As we mentioned in our previous October 15, 2013 post, the U.S. Supreme Court granted certiorari to consider substantive and standard of review issues relating to the “exceptional” language in a patent statute allowing fees to be awarded in exceptional circumstances. Thanks to a February 28, 2014 post on SCOTUSblog, we can report on highlights of the February 25, 2014 arguments on these two cases and will venture a prediction on how these might resolve.
Octane Fitness. This one dealt with the Federal Circuit’s “objectively baseless” prong of the “exceptional” test. One side had argued that this should be equated with “meritless” while the Solicitor General had argued for a “necessary to prevent gross injustice” standard. Sounds like the SCOTUS Justices did not like either formulation, preferring a more “facts/circumstances” test. Prediction: SCOTUS will defer to the Federal Circuit’s “objectively baseless” formulation and leave the consideration as an intensively factual one.

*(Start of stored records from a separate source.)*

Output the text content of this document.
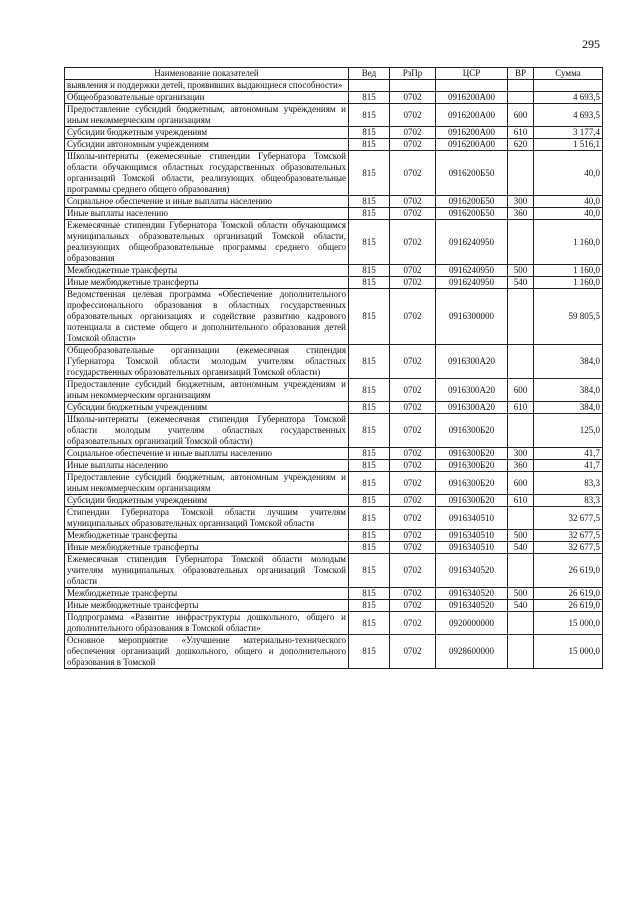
295
Наименование показателей	Вед	РзПр	ЦСР	ВР	Сумма
выявления и поддержки детей, проявивших выдающиеся способности»					
Общеобразовательные организации	815	0702	0916200А00		4 693,5
Предоставление субсидий бюджетным, автономным учреждениям и иным некоммерческим организациям	815	0702	0916200А00	600	4 693,5
Субсидии бюджетным учреждениям	815	0702	0916200А00	610	3 177,4
Субсидии автономным учреждениям	815	0702	0916200А00	620	1 516,1
Школы-интернаты (ежемесячные стипендии Губернатора Томской области обучающимся областных государственных образовательных организаций Томской области, реализующих общеобразовательные программы среднего общего образования)	815	0702	0916200Б50		40,0
Социальное обеспечение и иные выплаты населению	815	0702	0916200Б50	300	40,0
Иные выплаты населению	815	0702	0916200Б50	360	40,0
Ежемесячные стипендии Губернатора Томской области обучающимся муниципальных образовательных организаций Томской области, реализующих общеобразовательные программы среднего общего образования	815	0702	0916240950		1 160,0
Межбюджетные трансферты	815	0702	0916240950	500	1 160,0
Иные межбюджетные трансферты	815	0702	0916240950	540	1 160,0
Ведомственная целевая программа «Обеспечение дополнительного профессионального образования в областных государственных образовательных организациях и содействие развитию кадрового потенциала в системе общего и дополнительного образования детей Томской области»	815	0702	0916300000		59 805,5
Общеобразовательные организации (ежемесячная стипендия Губернатора Томской области молодым учителям областных государственных образовательных организаций Томской области)	815	0702	0916300А20		384,0
Предоставление субсидий бюджетным, автономным учреждениям и иным некоммерческим организациям	815	0702	0916300А20	600	384,0
Субсидии бюджетным учреждениям	815	0702	0916300А20	610	384,0
Школы-интернаты (ежемесячная стипендия Губернатора Томской области молодым учителям областных государственных образовательных организаций Томской области)	815	0702	0916300Б20		125,0
Социальное обеспечение и иные выплаты населению	815	0702	0916300Б20	300	41,7
Иные выплаты населению	815	0702	0916300Б20	360	41,7
Предоставление субсидий бюджетным, автономным учреждениям и иным некоммерческим организациям	815	0702	0916300Б20	600	83,3
Субсидии бюджетным учреждениям	815	0702	0916300Б20	610	83,3
Стипендии Губернатора Томской области лучшим учителям муниципальных образовательных организаций Томской области	815	0702	0916340510		32 677,5
Межбюджетные трансферты	815	0702	0916340510	500	32 677,5
Иные межбюджетные трансферты	815	0702	0916340510	540	32 677,5
Ежемесячная стипендия Губернатора Томской области молодым учителям муниципальных образовательных организаций Томской области	815	0702	0916340520		26 619,0
Межбюджетные трансферты	815	0702	0916340520	500	26 619,0
Иные межбюджетные трансферты	815	0702	0916340520	540	26 619,0
Подпрограмма «Развитие инфраструктуры дошкольного, общего и дополнительного образования в Томской области»	815	0702	0920000000		15 000,0
Основное мероприятие «Улучшение материально-технического обеспечения организаций дошкольного, общего и дополнительного образования в Томской	815	0702	0928600000		15 000,0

Highmark. The second case concerned the standard of review on the “objectively baseless” prong. The two views were unitary “abuse of discretion” on objective/subjective prongs or “de novo” on objectively baseless prong. Prediction: SCOTUS will adopt an abuse of discretion review standard on the objectively baseless prong.
So, with the Oscars pending or over, we shall see how our predictions hold up. The SCOTUSblog post predicted that decisions would not be rendered until around Memorial Day this year.